2. Diary of a Wimpy Kid: Hard Luck- 17 check outs
I don’t need to talk about how popular this series is, do I? I mean, there’s a Greg Heffley float in the Macy’s Thanksgiving Day Parade. Next month, the new book, The Long Haul will come out, and I expect it to be here in the 2nd place spot before too long. (I doubt it will topple the Minecraft book, unless someone just steals all of my copies.)
3. Harry Potter and the Sorcerer’s Stone- 16 checkouts
There it is! 16 checkouts after just two months of school for a book with over 300 pages (which means it’s mainly being read by 4th and 5th graders) that was published in 1997 is incredible. The Boy Who Lived is still very much alive, and I suppose this means that I’ll be returning home to Hogwarts for next few weeks. I’m excited.
I want to fast forward through the list. Books 4-9 are all Diary of a Wimpy Kid titles, and the new Captain Underpants book.
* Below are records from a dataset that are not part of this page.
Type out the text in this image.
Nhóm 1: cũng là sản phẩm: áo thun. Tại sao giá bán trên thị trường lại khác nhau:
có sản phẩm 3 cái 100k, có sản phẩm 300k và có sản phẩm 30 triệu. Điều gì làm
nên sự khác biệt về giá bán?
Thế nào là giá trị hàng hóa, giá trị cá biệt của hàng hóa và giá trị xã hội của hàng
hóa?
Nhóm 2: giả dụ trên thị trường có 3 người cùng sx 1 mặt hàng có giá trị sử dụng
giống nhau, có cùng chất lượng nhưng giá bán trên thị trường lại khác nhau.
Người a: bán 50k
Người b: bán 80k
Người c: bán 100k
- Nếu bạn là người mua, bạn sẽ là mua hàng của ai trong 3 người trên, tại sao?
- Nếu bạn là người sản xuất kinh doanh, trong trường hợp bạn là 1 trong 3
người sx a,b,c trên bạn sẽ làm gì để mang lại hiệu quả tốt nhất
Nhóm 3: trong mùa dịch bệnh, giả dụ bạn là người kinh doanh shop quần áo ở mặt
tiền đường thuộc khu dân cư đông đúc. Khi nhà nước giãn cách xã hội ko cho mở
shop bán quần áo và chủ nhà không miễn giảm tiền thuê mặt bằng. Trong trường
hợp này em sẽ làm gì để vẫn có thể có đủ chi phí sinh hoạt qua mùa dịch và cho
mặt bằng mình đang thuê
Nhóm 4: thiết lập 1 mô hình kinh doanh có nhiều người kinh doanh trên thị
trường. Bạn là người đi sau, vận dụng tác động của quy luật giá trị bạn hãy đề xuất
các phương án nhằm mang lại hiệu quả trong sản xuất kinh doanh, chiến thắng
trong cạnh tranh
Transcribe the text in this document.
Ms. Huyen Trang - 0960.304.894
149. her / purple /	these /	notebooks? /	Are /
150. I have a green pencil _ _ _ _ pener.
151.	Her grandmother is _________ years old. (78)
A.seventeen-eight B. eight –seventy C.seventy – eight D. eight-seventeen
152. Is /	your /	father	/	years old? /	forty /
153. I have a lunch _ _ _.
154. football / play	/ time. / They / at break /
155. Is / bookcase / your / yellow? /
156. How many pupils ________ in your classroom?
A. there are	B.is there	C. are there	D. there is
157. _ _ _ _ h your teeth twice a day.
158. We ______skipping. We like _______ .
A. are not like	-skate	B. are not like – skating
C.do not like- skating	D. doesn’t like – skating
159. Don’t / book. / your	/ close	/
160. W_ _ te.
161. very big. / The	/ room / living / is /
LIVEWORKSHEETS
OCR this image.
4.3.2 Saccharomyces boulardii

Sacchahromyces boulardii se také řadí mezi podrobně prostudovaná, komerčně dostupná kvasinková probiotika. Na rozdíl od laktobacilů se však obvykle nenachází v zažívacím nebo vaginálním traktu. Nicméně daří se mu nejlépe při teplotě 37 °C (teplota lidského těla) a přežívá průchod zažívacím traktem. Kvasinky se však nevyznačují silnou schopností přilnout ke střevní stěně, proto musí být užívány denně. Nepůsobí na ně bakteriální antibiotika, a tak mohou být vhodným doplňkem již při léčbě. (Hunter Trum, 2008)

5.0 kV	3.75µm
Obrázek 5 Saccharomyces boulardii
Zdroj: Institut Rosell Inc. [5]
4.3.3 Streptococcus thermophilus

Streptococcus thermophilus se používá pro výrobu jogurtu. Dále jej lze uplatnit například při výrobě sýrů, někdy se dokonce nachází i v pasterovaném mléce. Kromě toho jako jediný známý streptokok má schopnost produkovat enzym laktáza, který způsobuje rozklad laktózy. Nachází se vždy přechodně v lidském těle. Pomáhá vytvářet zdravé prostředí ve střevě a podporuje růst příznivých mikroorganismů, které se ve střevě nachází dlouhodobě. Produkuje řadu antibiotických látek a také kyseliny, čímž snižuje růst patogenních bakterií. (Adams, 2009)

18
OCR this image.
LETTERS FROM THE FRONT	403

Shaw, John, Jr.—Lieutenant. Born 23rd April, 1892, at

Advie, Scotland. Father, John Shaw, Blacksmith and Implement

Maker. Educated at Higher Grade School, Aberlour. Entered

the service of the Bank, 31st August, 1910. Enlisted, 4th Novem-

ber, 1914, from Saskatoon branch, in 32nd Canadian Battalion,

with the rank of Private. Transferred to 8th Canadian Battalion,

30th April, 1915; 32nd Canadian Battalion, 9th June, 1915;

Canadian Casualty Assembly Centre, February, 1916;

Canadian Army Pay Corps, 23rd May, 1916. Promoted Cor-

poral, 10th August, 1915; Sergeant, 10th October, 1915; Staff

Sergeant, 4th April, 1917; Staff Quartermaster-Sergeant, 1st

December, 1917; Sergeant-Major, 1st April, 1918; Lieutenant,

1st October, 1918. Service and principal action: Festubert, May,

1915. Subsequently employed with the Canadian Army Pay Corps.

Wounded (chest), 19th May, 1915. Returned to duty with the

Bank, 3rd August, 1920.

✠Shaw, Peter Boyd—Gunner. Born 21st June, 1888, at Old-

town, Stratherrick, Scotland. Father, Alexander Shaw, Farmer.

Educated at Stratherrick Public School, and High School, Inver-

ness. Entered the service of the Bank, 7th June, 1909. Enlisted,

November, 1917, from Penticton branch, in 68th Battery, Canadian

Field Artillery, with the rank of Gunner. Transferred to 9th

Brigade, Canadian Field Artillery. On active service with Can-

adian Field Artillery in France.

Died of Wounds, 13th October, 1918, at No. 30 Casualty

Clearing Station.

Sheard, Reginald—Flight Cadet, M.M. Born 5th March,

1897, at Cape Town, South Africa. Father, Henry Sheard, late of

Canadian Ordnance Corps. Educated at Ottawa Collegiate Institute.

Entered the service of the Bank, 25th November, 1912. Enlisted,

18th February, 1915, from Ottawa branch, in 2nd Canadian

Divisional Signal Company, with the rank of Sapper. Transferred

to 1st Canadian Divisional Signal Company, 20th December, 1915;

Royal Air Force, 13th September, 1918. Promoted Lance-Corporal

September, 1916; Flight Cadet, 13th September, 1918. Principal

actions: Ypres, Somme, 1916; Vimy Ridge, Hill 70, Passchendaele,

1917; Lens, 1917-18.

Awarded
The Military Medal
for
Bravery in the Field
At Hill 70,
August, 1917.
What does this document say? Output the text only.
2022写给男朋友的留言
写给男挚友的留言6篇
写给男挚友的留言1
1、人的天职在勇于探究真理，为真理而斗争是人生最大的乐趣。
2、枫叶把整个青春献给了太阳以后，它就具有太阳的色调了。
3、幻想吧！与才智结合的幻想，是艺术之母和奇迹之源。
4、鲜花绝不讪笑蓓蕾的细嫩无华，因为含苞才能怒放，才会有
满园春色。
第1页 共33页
I’m glad they are doing well, but it’s really not a surprise.
10. Smile by Raina Telgemeier- 10 checkouts
I was surprised and thrilled to see Smile break the top ten. I created the graphic novel section when I first arrived at this school. Before, they were spread throughout the collection. There was a lot of interest, in my first two years but this year, graphic novels have become the most read format of book in my library, and Smile has been leading the pack.
The following series have been extremely popular through the first two months of school. They’ve been circulating like crazy:
The Amulet series, The Legend of Zelda graphic novels, the Pokemon graphic novels, the Elephant and Piggie books, the Who Was biography series, anything to do with Star Wars, the Babymouse series, The Geronimo and Thea Stilton series, the Junie B. Jones series and the Ever After high series.